Now, I never like to speculate on a player’s body language on the court. There could have been any number of personal reasons for Rose to have been deferring to Butler during that game, if in fact that’s what he was doing. For instance, maybe Rose just wasn’t feeling it, and felt like deferring to Butler gave them a better chance to win. Or, maybe Thibs asked him to. He was the coach, after all, and it would have been perfectly reasonable for him to have been calling the shots that day, unlike his opposing coach (he is still employed).
Speculation aside, Butler was finally put on the spot during an interview with Rolling Stone published on Thursday. In the interview a question allowed Butler to finally address the elephant in the room: Is there any beef between him and Rose?
“I don’t think we have any issues. I think we’re fine. I think we’re two basketball players that want to win games. That’s where I’ll leave it at.”
You think?! “Hey, way to put Bulls fan’s minds at ease Jimmy! You’ve got me convinced,” this particular Bulls fan said, while oozing sarcasm.

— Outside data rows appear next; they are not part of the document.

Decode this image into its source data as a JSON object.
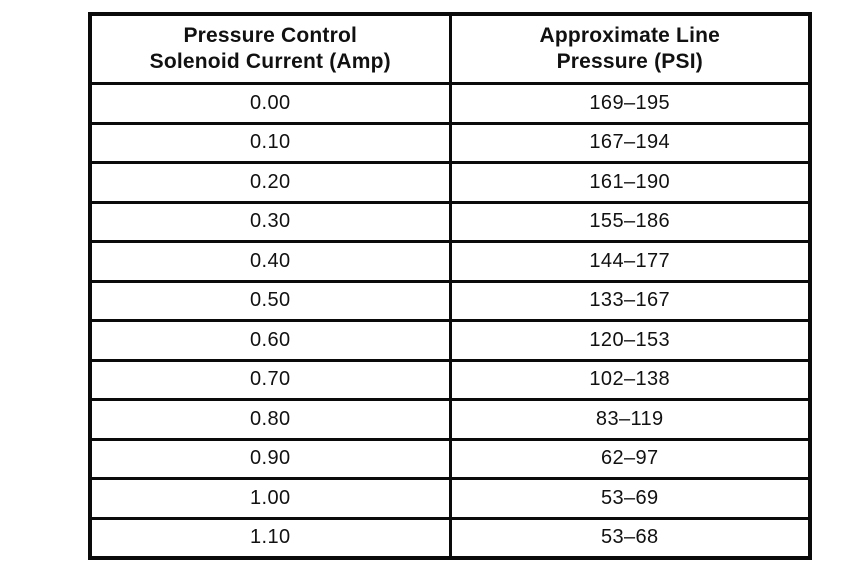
{
  "table": {
    "headers": [
      "Pressure Control\nSolenoid Current (Amp)",
      "Approximate Line\nPressure (PSI)"
    ],
    "rows": [
      {
        "current": "0.00",
        "pressure": "169–195"
      },
      {
        "current": "0.10",
        "pressure": "167–194"
      },
      {
        "current": "0.20",
        "pressure": "161–190"
      },
      {
        "current": "0.30",
        "pressure": "155–186"
      },
      {
        "current": "0.40",
        "pressure": "144–177"
      },
      {
        "current": "0.50",
        "pressure": "133–167"
      },
      {
        "current": "0.60",
        "pressure": "120–153"
      },
      {
        "current": "0.70",
        "pressure": "102–138"
      },
      {
        "current": "0.80",
        "pressure": "83–119"
      },
      {
        "current": "0.90",
        "pressure": "62–97"
      },
      {
        "current": "1.00",
        "pressure": "53–69"
      },
      {
        "current": "1.10",
        "pressure": "53–68"
      }
    ],
    "border_color": "#0a0a0a",
    "background_color": "#ffffff",
    "text_color": "#111111"
  }
}
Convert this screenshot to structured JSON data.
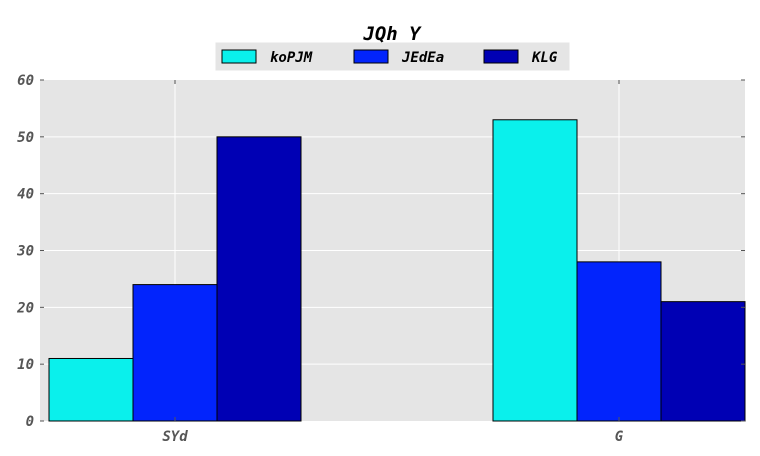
{
  "chart_data": {
    "type": "bar",
    "title": "JQh Y",
    "categories": [
      "SYd",
      "G"
    ],
    "series": [
      {
        "name": "koPJM",
        "values": [
          11,
          53
        ],
        "color": "#0af0ec"
      },
      {
        "name": "JEdEa",
        "values": [
          24,
          28
        ],
        "color": "#0224fc"
      },
      {
        "name": "KLG",
        "values": [
          50,
          21
        ],
        "color": "#0000b4"
      }
    ],
    "ylim": [
      0,
      60
    ],
    "yticks": [
      0,
      10,
      20,
      30,
      40,
      50,
      60
    ],
    "grid": true,
    "legend": "top-center",
    "colors": {
      "plot_background": "#e5e5e5",
      "grid": "#ffffff",
      "bar_edge": "#000000"
    }
  }
}
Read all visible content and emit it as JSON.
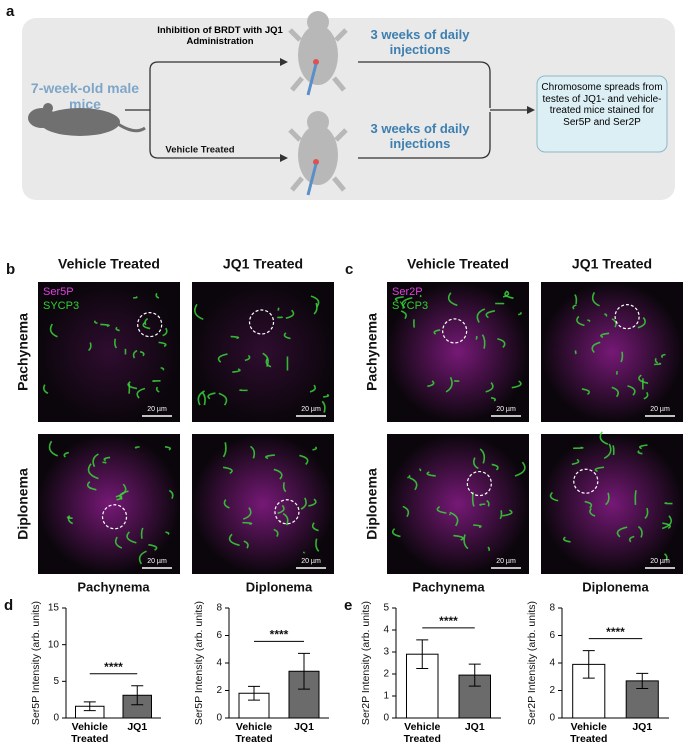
{
  "panel_labels": [
    "a",
    "b",
    "c",
    "d",
    "e"
  ],
  "panel_a": {
    "start": "7-week-old male mice",
    "treatment_top": "Inhibition of BRDT with JQ1 Administration",
    "treatment_bottom": "Vehicle Treated",
    "duration_top": "3 weeks of daily injections",
    "duration_bottom": "3 weeks of daily injections",
    "outcome": "Chromosome spreads from testes of JQ1- and vehicle-treated mice stained for Ser5P and Ser2P"
  },
  "panel_b": {
    "columns": [
      "Vehicle Treated",
      "JQ1 Treated"
    ],
    "rows": [
      "Pachynema",
      "Diplonema"
    ],
    "stains": [
      "Ser5P",
      "SYCP3"
    ],
    "scale_bar": "20 µm"
  },
  "panel_c": {
    "columns": [
      "Vehicle Treated",
      "JQ1 Treated"
    ],
    "rows": [
      "Pachynema",
      "Diplonema"
    ],
    "stains": [
      "Ser2P",
      "SYCP3"
    ],
    "scale_bar": "20 µm"
  },
  "chart_data": [
    {
      "type": "bar",
      "title": "Pachynema",
      "y_label": "Ser5P Intensity (arb. units)",
      "categories": [
        "Vehicle Treated",
        "JQ1"
      ],
      "values": [
        1.6,
        3.1
      ],
      "errors": [
        0.6,
        1.3
      ],
      "colors": [
        "#ffffff",
        "#6b6b6b"
      ],
      "ylim": [
        0,
        15
      ],
      "yticks": [
        0,
        5,
        10,
        15
      ],
      "annotation": "****"
    },
    {
      "type": "bar",
      "title": "Diplonema",
      "y_label": "Ser5P Intensity (arb. units)",
      "categories": [
        "Vehicle Treated",
        "JQ1"
      ],
      "values": [
        1.8,
        3.4
      ],
      "errors": [
        0.5,
        1.3
      ],
      "colors": [
        "#ffffff",
        "#6b6b6b"
      ],
      "ylim": [
        0,
        8
      ],
      "yticks": [
        0,
        2,
        4,
        6,
        8
      ],
      "annotation": "****"
    },
    {
      "type": "bar",
      "title": "Pachynema",
      "y_label": "Ser2P Intensity (arb. units)",
      "categories": [
        "Vehicle Treated",
        "JQ1"
      ],
      "values": [
        2.9,
        1.95
      ],
      "errors": [
        0.65,
        0.5
      ],
      "colors": [
        "#ffffff",
        "#6b6b6b"
      ],
      "ylim": [
        0,
        5
      ],
      "yticks": [
        0,
        1,
        2,
        3,
        4,
        5
      ],
      "annotation": "****"
    },
    {
      "type": "bar",
      "title": "Diplonema",
      "y_label": "Ser2P Intensity (arb. units)",
      "categories": [
        "Vehicle Treated",
        "JQ1"
      ],
      "values": [
        3.9,
        2.7
      ],
      "errors": [
        1.0,
        0.55
      ],
      "colors": [
        "#ffffff",
        "#6b6b6b"
      ],
      "ylim": [
        0,
        8
      ],
      "yticks": [
        0,
        2,
        4,
        6,
        8
      ],
      "annotation": "****"
    }
  ]
}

Now, granted, from a fan perspective, I don’t exactly need Butler and Rose to be best friends on and off the court. Sure, it would be nice, it’s always more enjoyable to root for a team that seems to genuinely like one another, but it’s certainly not a deal-breaker. Plenty of NBA Championships have been won when the team’s main alpha dogs weren’t besties. Ray Allen and the Celtics in 2008 come to mind, as well as Kobe and Shaq, as they put their finishing touch on a three-peat in the early aughts. So, yes, it happens.
Now that they’re locked in as teammates for the foreseeable future, with Butler reportedly inking a five-year max contract worth near $95 million, these two will have no choice but to be the latest duo to make it work.
Or maybe they’re way closer than Jimmy’s RS interview made it sound.